A pesar de los 40 años que las separan, las situaciones socio-económicas y políticas de la España de entonces y la Argentina de hoy presentan una gran correlación o paralelismo que hace que recobre plena vigencia conceptual el espíritu e incluso, el contenido de aquellos pactos fundacionales de la España moderna. Espíritu de grandeza de la clase política para poner el bienestar de los ciudadanos por encima de sus propias apetencias personales de corto plazo. Y contenido realista y responsable para consensuar un conjunto de Políticas de Estado que permitan imaginar hoy como podría ser la Argentina del 2030 y aseguren una transición ordenada y productiva hacia esa meta.

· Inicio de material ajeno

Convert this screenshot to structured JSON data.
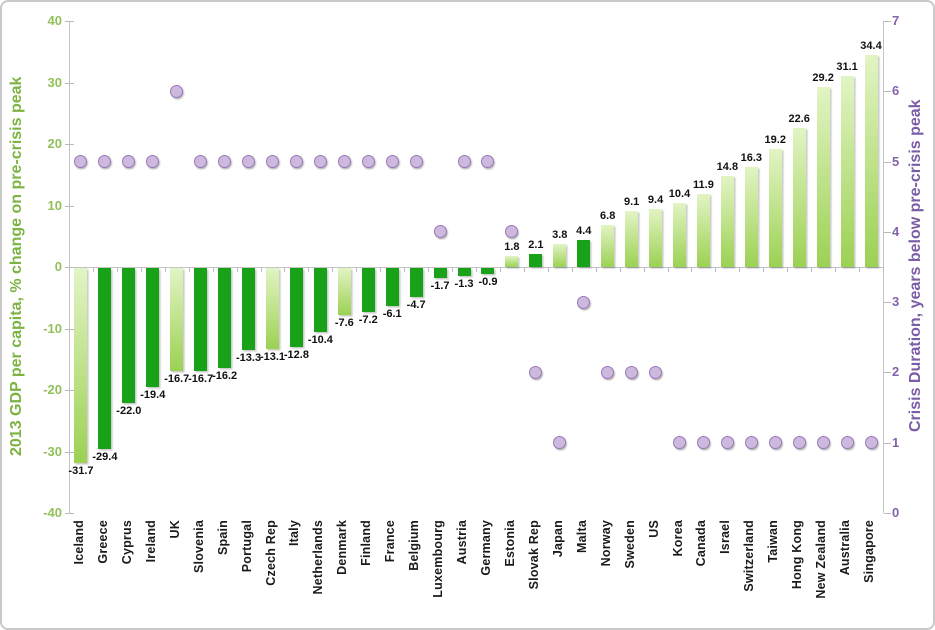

Hablamos de pactos en plural porque en realidad los pactos fueron dos. El Pacto Económico, que era lo que en aquel momento se llamaba Programa de Estabilización Económica (casi un plan de ajuste). Y luego el Pacto Político que ratificaba el compromiso de todas las fuerzas de respetar el pacto económico, con el coste político que ello implicaba y explicitaba, a través de una serie de Políticas de Estado debidamente consensuadas, el gran proyecto político que no era otro que el de volver a ser Europa.

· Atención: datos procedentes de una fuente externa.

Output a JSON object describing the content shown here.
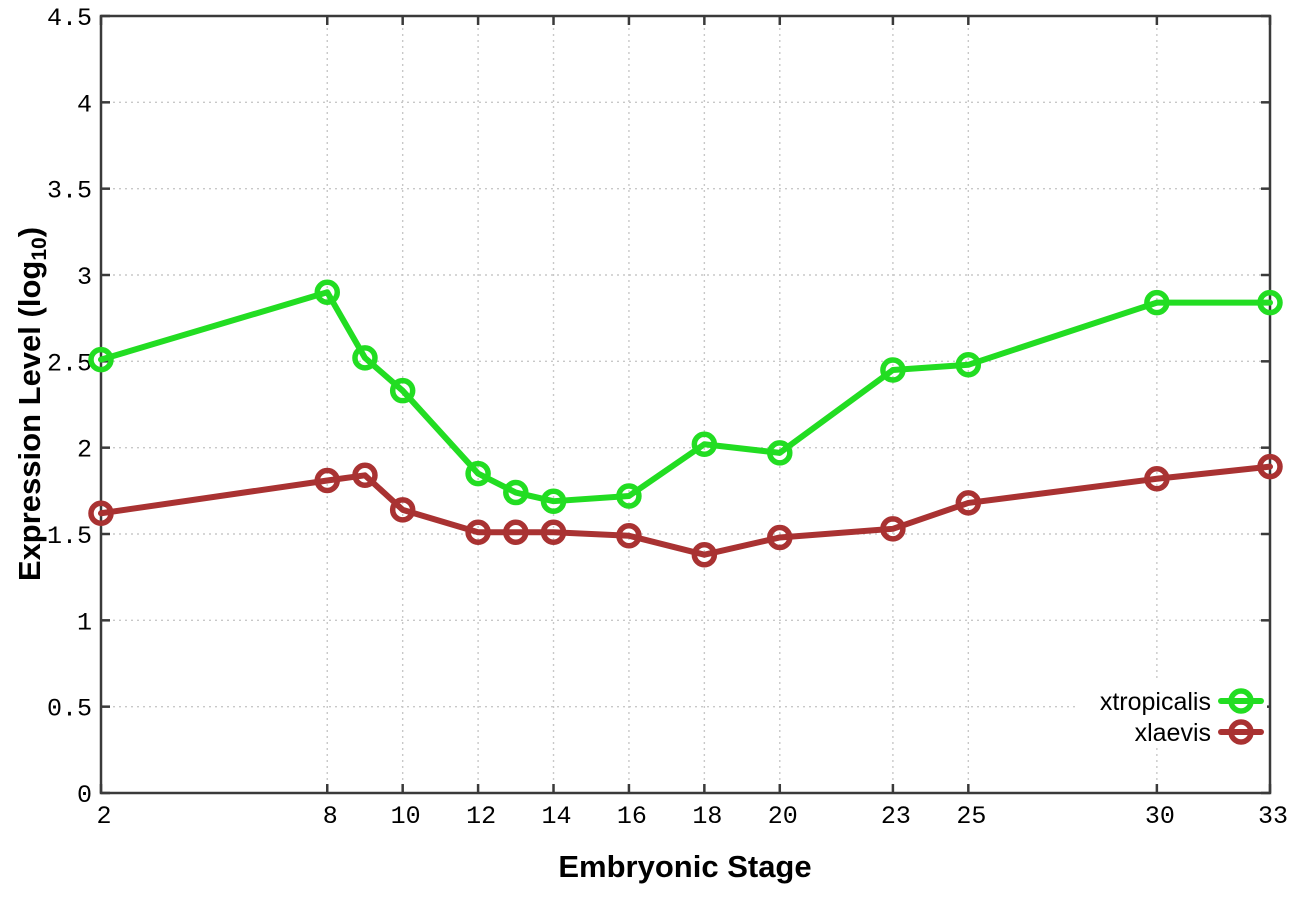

Y decimos que fueron pactos fundacionales porque ordenaron económica y políticamente una transición que se presentaba por demás compleja entre la durísima y prolongada dictadura de Franco y la incipiente democracia; sentaron las bases económicas de la España moderna; promovieron la Constitución del 78 y aseguraron el ingreso futuro de España en la entonces Comunidad Económica Europea (CEE).

Las semejanzas circunstanciales, de las cuales se puede aprender y aprovechar, son muchas y muy evidentes. En efecto, la España del 77 presentaba, entre otros muchos, los siguientes problemas críticos:

• Una profunda grieta social producto de una Guerra Civil seguida de 40 años de durísima dictadura.

• Partidos políticos en formación y con débil legitimización democrática por la ausencia de elecciones previas.

• Un fuerte proceso inflacionario, producto de la segunda crisis del petróleo y de un Estado burocrático muy sobredimensionado, que obligaba a continuas devaluaciones de la peseta y exacerbaba la puja distributiva con paros y frecuentes movilizaciones sociales.

• Fuerte atraso en las condiciones de vida comparado con sus vecinos europeos, persistentes problemas de desempleo y gran regresividad impositiva.

• Considerable aislamiento internacional, producto de muchos años de dictadura y viejas simpatías por los países del Eje en la Segunda Guerra Mundial, y

• Un partido político nuevo en el poder, la UCD de Adolfo Suárez, creado ad-hoc para la ocasión, sin experiencia previa ni de política ni de gestión y con minoría parlamentaria.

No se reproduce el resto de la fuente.